Dall'interno è giunta una batteria di statistiche poco confortanti. Da un canto
gli indici di fiducia dei consumatori e delle imprese sono in calo. Da un
altro, gli indici dei prezzi al consumo e alla produzione sono in contrazione sia
rispetto al mese precedente che, soprattutto, all'anno scorso, mentre dal lato
dell'occupazione, la situazione non migliora.
Tutto ciò
indica che gli obiettivi di crescita indicati nel Def saranno molto difficili
da raggiungere. Le stesse autorità dell'Unione europea saranno perplesse nel
concedere flessibilità in materia di politica di bilancio se il
rallentamento della già modesta crescita prevista nel Def comporterà (come pare
inevitabile) un maggiore indebitamento netto della pubbliche amministrazioni (sia
in termini assoluti che rispetto al Pil) e un aumento dello stock di debito
pubblico (ancora una volta sia in termini assoluti che rispetto al Pil). E
l'equilibrio strutturale di bilancio apparirà come un miraggio sempre più
lontano.
Difficile
congetturare un miglioramento a breve termine del quadro internazionale su cui
comunque l'Italia non ha la possibilità di incidere. Quindi, è sulle
determinanti interne che occorre agire. In questi giorni, circolano analisi di
istituti indipendenti di analisi economica, come Prometeia e il Ref. Alcuni dei
dati macroeconomici sono stati già pubblicati sulla stampa cartacea e on line.

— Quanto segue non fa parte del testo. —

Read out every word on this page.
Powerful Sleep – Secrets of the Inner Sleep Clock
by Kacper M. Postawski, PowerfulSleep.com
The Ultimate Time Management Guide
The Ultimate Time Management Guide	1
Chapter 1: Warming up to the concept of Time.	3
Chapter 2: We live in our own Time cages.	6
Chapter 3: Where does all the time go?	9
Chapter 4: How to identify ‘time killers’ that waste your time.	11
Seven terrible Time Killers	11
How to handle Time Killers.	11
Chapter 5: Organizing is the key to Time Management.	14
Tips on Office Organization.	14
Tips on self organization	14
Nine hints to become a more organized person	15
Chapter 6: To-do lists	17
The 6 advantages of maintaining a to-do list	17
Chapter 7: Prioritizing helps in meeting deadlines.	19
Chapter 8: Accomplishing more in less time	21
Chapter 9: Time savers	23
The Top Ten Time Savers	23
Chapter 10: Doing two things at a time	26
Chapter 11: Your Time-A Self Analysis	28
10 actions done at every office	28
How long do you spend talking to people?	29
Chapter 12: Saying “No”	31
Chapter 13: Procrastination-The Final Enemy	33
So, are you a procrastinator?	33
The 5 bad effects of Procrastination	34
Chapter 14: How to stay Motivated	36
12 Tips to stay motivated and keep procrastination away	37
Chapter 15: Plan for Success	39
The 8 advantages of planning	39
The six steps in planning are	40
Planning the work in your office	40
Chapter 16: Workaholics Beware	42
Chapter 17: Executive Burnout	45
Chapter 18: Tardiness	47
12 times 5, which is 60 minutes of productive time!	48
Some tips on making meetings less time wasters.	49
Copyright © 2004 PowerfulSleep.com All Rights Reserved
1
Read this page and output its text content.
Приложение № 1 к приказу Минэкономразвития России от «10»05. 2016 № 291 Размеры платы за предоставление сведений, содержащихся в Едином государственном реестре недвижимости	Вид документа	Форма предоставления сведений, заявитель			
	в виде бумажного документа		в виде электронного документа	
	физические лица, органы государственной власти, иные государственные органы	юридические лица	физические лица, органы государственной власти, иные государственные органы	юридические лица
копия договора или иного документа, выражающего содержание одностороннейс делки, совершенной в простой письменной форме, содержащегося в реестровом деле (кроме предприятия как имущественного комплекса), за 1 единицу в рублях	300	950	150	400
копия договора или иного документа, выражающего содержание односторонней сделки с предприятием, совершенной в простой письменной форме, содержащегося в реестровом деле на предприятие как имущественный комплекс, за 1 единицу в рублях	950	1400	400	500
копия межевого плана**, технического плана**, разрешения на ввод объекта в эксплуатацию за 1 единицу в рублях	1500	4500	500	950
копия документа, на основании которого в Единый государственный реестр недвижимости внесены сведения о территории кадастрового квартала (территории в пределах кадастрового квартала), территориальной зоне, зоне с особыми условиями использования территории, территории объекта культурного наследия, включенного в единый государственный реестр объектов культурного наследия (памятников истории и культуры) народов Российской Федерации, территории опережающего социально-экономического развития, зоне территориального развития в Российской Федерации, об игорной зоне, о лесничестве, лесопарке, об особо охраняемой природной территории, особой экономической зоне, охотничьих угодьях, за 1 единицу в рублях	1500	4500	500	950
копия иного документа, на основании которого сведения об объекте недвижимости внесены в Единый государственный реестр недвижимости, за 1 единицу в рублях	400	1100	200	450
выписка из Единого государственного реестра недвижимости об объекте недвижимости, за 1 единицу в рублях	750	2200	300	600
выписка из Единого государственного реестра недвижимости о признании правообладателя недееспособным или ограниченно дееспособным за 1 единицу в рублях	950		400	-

I più interessanti, però, sono quelli settoriali e microeconomici.
Da essi si
ha una riconferma che, dal 2009, la produttività (il nodo principale
dell'economia italiana) è in netta ripresa nel manifatturiero e nelle imprese
con più di 250 addetti, mentre continua a diminuire nel commercio, nelle
piccole imprese, nelle costruzioni e nei servizi professionali. Questi sono
tutti comparti le cui lobby hanno frenato le aperture al mercato e lo stesso
disegno di legge che (con molta gradualità) le avrebbe introdotte è bloccato in
Parlamento (dove è stato notevolmente stravolto). Quindi, se si vuole
un'accelerazione, occorrono una politica industriale mirata a favorire
l'aumento delle dimensioni di impresa (anche tramite aggregazioni,
concentrazioni, fusioni e acquisizioni) e una politica dei servizi che punti a
una loro selezione quasi darwiniana. Sono scelte difficili principalmente per
un Governo il cui elettorato viene in larga misura da settori considerati, a
torto o a ragione, "protetti". Ma se non si prenderanno si rischia
l'avvitamento in una spirale deflazionistica. Le deflazioni non fanno mai bene
a nessuno. Tanto meno ai Governi che aspirano a una lunga durata al fine di
effettuare le necessarie riforme istituzionali ed economico-strutturali.
Naturalmente
misure di questa natura avrebbero effetti solamente nel medio periodo e,
quindi, potranno difficilmente scansare i nuvoloni neri economici prima del
referendum autunnale sulle riforme costituzionali. C'è qualcosa che può essere
fatto nel breve periodo?
In un'unione
monetaria non abbiamo la possibilità di effettuare una manovra analoga a quella
che trentacinque anni tirò gli Usa del primo Governo Reagan fuori dalla
recessione che aveva caratterizzato la seconda fase del Governo Carter. In
consultazione con le autorità europee, si potrebbe tentare una terapia shock
con una drastica riduzione simultanea e parallela sia dell'imposizione tributaria
e para-tributaria che delle spese pubbliche. Non sono state fatte - che io
sappia - simulazioni degli effetti di una terapia shock (che, nello specifico,
potrebbe prendere varie alternative). Varrebbe, tuttavia, la pena che la
Direzione Generale Analisi Economica del Dipartimento del Tesoro faccia un
esercizio del genere e lo discuta con l'Ufficio Parlamentare di Bilancio. Prima
che sia troppo tardi.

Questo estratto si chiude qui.